Il avait motivé sa décision en se basant sur le soutien inconditionnel de la candidate démocrate aux bombardements menés par l’armée israélienne à Gaza. « Il ne s’agit pas d’un vote pour Donald Trump. Il s’agit d’un refus de soutenir un candidat qui mène une guerre contre des enfants », avait-il indiqué, en précisant qu’il comparait le conflit au Moyen-Orient à la situation de l’apartheid en Afrique du Sud. Cette décision a toutefois provoqué la démission de trois membres du comité de rédaction et une vague de désabonnements. Après l’élection de Donald Trump, Soon-Shiong a aussi pris la décision d’élargir le comité de rédaction pour inclure des personnalités situées plus à droite, et notamment Scott Jennings, qui avait précédemment travaillé à la Maison-Blanche sous George W. Bush. Dans une autre interview donnée dans la newsletter Status du journaliste Olivier Darcy, le milliardaire a qualifié de « simple opinion » le fait de déclarer les propos de Trump comme mensongers. « C’est vraiment ce qui, selon moi, est le problème du pays », a-t-il indiqué.

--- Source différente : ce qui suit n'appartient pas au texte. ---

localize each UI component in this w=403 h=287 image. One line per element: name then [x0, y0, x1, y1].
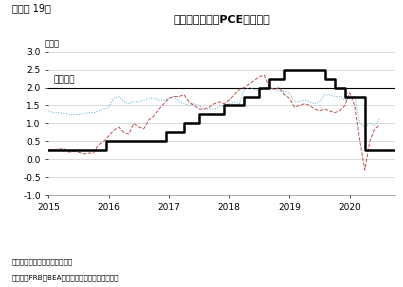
Text: （％）: （％） — [45, 40, 60, 49]
Text: （図表 19）: （図表 19） — [12, 3, 51, 13]
Text: 物価目標: 物価目標 — [53, 76, 75, 85]
Text: 政策金利およびPCE価格指数: 政策金利およびPCE価格指数 — [173, 14, 270, 24]
Text: （資料）FRB、BEAよりニッセイ基礎研究所作成: （資料）FRB、BEAよりニッセイ基礎研究所作成 — [12, 275, 120, 281]
Text: （注）政策金利はレンジの上限: （注）政策金利はレンジの上限 — [12, 259, 73, 265]
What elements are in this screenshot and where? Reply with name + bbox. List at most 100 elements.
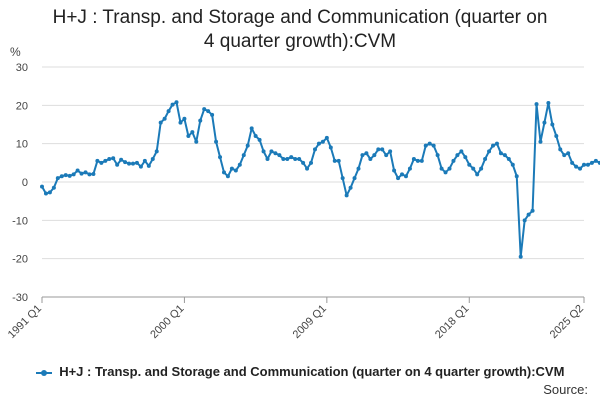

De son côté, Jeff Bezos a lui aussi déclaré qu’il avait « un tas d’idées » pour assurer une nouvelle forme d’équilibre éditorial au Washington Post, sans donner plus de détails. « Nous sommes confrontés au problème auquel sont confrontés tous les médias traditionnels, à savoir une perte de confiance très difficile et importante », a-t-il indiqué.
La vue de nulle part
Au cœur de ces débats se trouve donc l’éternelle question de l’érosion de la confiance dans le journalisme. D’après les sondages Gallup, moins d’un tiers des Américains déclare avoir confiance dans la capacité des médias à rapporter l’actualité de manière juste et précise en 2024, contre 70 % dans les années 1970. Pour les deux milliardaires, le problème viendrait principalement du manque de neutralité politique de la part des journalistes. Cet avis, selon lequel un journaliste impartial serait plus digne de confiance, est défendu par le propriétaire d’Amazon dans une lettre ouverte aux journalistes de son média.
Cette idée n’est pas totalement nouvelle. Elle a été conceptualisée en 2003 sous la plume du critique de presse, auteur et journaliste Jay Rosen, qui lui a donné le nom poétique de The View from Nowhere ( « la vue de nulle part » ). D’après lui, l’idée selon laquelle il faudrait placer le journaliste au juste milieu de deux positions extrêmes afin de gagner une forme de légitimité universelle est trompeuse. Selon l’ancien rédacteur en chef de The Verge, Casey Newton, développer une expertise, et donc affûter une opinion dans un domaine précis, aurait tendance à augmenter la crédibilité d’un journaliste plutôt que de la diminuer. The View from Nowhere avait d'ailleurs été poussée au début des années 2000 et, en réaction, avait donné naissance à des blogs, dont le style direct et la tonalité engagée avaient bousculé les codes de la profession. Selon Casey Newton, la décision d’empêcher des journalistes de donner leur opinion, dans un contexte médiatique où tout le monde partage la sienne, paraît pour le moins absurde. Et quand un patron propose de présenter une « version alternative » à une information vérifiée, on passe de l’absurde à l'inquiétude.